10% - 20% of people who think they have the common cold are actually expierncing a type of corona virus. More specifically one of four strains of coronavirus that present similar to the common cold. As you can imagine they are as wide spread as the common cold.

But even though they are widespread they dont tend to kill people. So dont worry too much.

SARS virus is also int he Coronavirus class, it has never become widespread though.

@freemo @KatGoesWoof
> 10% - 20% of people who think they have the common cold are actually expierncing a type of corona virus. More specifically one of four strains of coronavirus that present similar to the common cold. As you can imagine they are as wide spread as the common cold.

minor nitpick here: they are the common cold. the common cold is really caused by dozens of different viruses, some of which are coronaviruses.
@freemo I will take this as a "no" then and hope we get a vaccine. GRANDMAS MUST BE PROTECTED AT ALL COSTS! Those cold-like coronas never had fast spread this one is having (not in recent times at least) so there wasn't .so much incentive.

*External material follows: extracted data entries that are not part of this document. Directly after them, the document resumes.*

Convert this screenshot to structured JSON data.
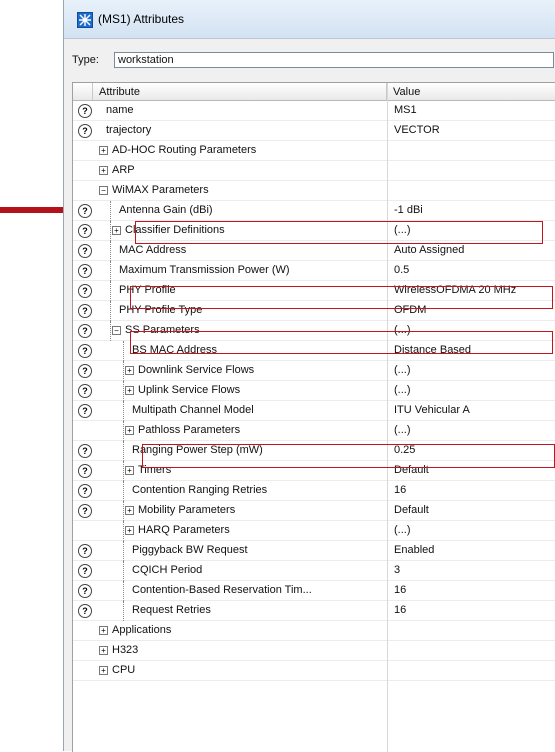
{
  "window": {
    "title": "(MS1) Attributes"
  },
  "type_field": {
    "label": "Type:",
    "value": "workstation"
  },
  "table": {
    "headers": {
      "attribute": "Attribute",
      "value": "Value"
    },
    "rows": [
      {
        "icon": true,
        "indent": 0,
        "exp": "",
        "attr": "name",
        "value": "MS1"
      },
      {
        "icon": true,
        "indent": 0,
        "exp": "",
        "attr": "trajectory",
        "value": "VECTOR"
      },
      {
        "icon": false,
        "indent": 0,
        "exp": "+",
        "attr": "AD-HOC Routing Parameters",
        "value": ""
      },
      {
        "icon": false,
        "indent": 0,
        "exp": "+",
        "attr": "ARP",
        "value": ""
      },
      {
        "icon": false,
        "indent": 0,
        "exp": "−",
        "attr": "WiMAX Parameters",
        "value": ""
      },
      {
        "icon": true,
        "indent": 1,
        "exp": "",
        "attr": "Antenna Gain (dBi)",
        "value": "-1 dBi"
      },
      {
        "icon": true,
        "indent": 1,
        "exp": "+",
        "attr": "Classifier Definitions",
        "value": "(...)"
      },
      {
        "icon": true,
        "indent": 1,
        "exp": "",
        "attr": "MAC Address",
        "value": "Auto Assigned"
      },
      {
        "icon": true,
        "indent": 1,
        "exp": "",
        "attr": "Maximum Transmission Power (W)",
        "value": "0.5"
      },
      {
        "icon": true,
        "indent": 1,
        "exp": "",
        "attr": "PHY Profile",
        "value": "WirelessOFDMA 20 MHz"
      },
      {
        "icon": true,
        "indent": 1,
        "exp": "",
        "attr": "PHY Profile Type",
        "value": "OFDM"
      },
      {
        "icon": true,
        "indent": 1,
        "exp": "−",
        "attr": "SS Parameters",
        "value": "(...)"
      },
      {
        "icon": true,
        "indent": 2,
        "exp": "",
        "attr": "BS MAC Address",
        "value": "Distance Based"
      },
      {
        "icon": true,
        "indent": 2,
        "exp": "+",
        "attr": "Downlink Service Flows",
        "value": "(...)"
      },
      {
        "icon": true,
        "indent": 2,
        "exp": "+",
        "attr": "Uplink Service Flows",
        "value": "(...)"
      },
      {
        "icon": true,
        "indent": 2,
        "exp": "",
        "attr": "Multipath Channel Model",
        "value": "ITU Vehicular A"
      },
      {
        "icon": false,
        "indent": 2,
        "exp": "+",
        "attr": "Pathloss Parameters",
        "value": "(...)"
      },
      {
        "icon": true,
        "indent": 2,
        "exp": "",
        "attr": "Ranging Power Step (mW)",
        "value": "0.25"
      },
      {
        "icon": true,
        "indent": 2,
        "exp": "+",
        "attr": "Timers",
        "value": "Default"
      },
      {
        "icon": true,
        "indent": 2,
        "exp": "",
        "attr": "Contention Ranging Retries",
        "value": "16"
      },
      {
        "icon": true,
        "indent": 2,
        "exp": "+",
        "attr": "Mobility Parameters",
        "value": "Default"
      },
      {
        "icon": false,
        "indent": 2,
        "exp": "+",
        "attr": "HARQ Parameters",
        "value": "(...)"
      },
      {
        "icon": true,
        "indent": 2,
        "exp": "",
        "attr": "Piggyback BW Request",
        "value": "Enabled"
      },
      {
        "icon": true,
        "indent": 2,
        "exp": "",
        "attr": "CQICH Period",
        "value": "3"
      },
      {
        "icon": true,
        "indent": 2,
        "exp": "",
        "attr": "Contention-Based Reservation Tim...",
        "value": "16"
      },
      {
        "icon": true,
        "indent": 2,
        "exp": "",
        "attr": "Request Retries",
        "value": "16"
      },
      {
        "icon": false,
        "indent": 0,
        "exp": "+",
        "attr": "Applications",
        "value": ""
      },
      {
        "icon": false,
        "indent": 0,
        "exp": "+",
        "attr": "H323",
        "value": ""
      },
      {
        "icon": false,
        "indent": 0,
        "exp": "+",
        "attr": "CPU",
        "value": ""
      }
    ]
  },
  "colors": {
    "highlight": "#c0161d",
    "arrow": "#b3121a"
  }
}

@KatGoesWoof The reason the other coronaviruses were never an issue has less to do with how they spread and more to with the fact that they just dont tend to kill people.

Obviously they have spread to a much larger portion of the population than COVID19 has.

@freemo @KatGoesWoof Hi. Doesnt the virus need a warm human host to survive? (I heard it died after 12 to 24h)

So it would die in the nature if we are all home. And if we are all home, after 2 weeks it will be quite clear who's been infected and who's not, making it much easier for sane people to not get infected. No?

Then we'd have to lockdown all sick people to keep it contained, if the number is not too huge..

Seems a hard task indeed

@Luna

Yes and no. It does die in nature like most viruses. But everyone quarantining will not stop it for a few reasons.. 1) you only need a single infected person for it all to startup again, remember this started with just one person 2) there are a large number of asymptomatic carriers so even after quarantine you wont know who has it and who doesnt 3) the quarantines are self imposed and people still gather in small groups.

Quarantine is not, and never was, about reducing the number of people who get effected throughout the whole epidemic, that number will be the same no matter what at this point (the herd immunity point for the population). It was always about spreading out the pidemic and cases over a longer period of time to not overload healthcare facilities.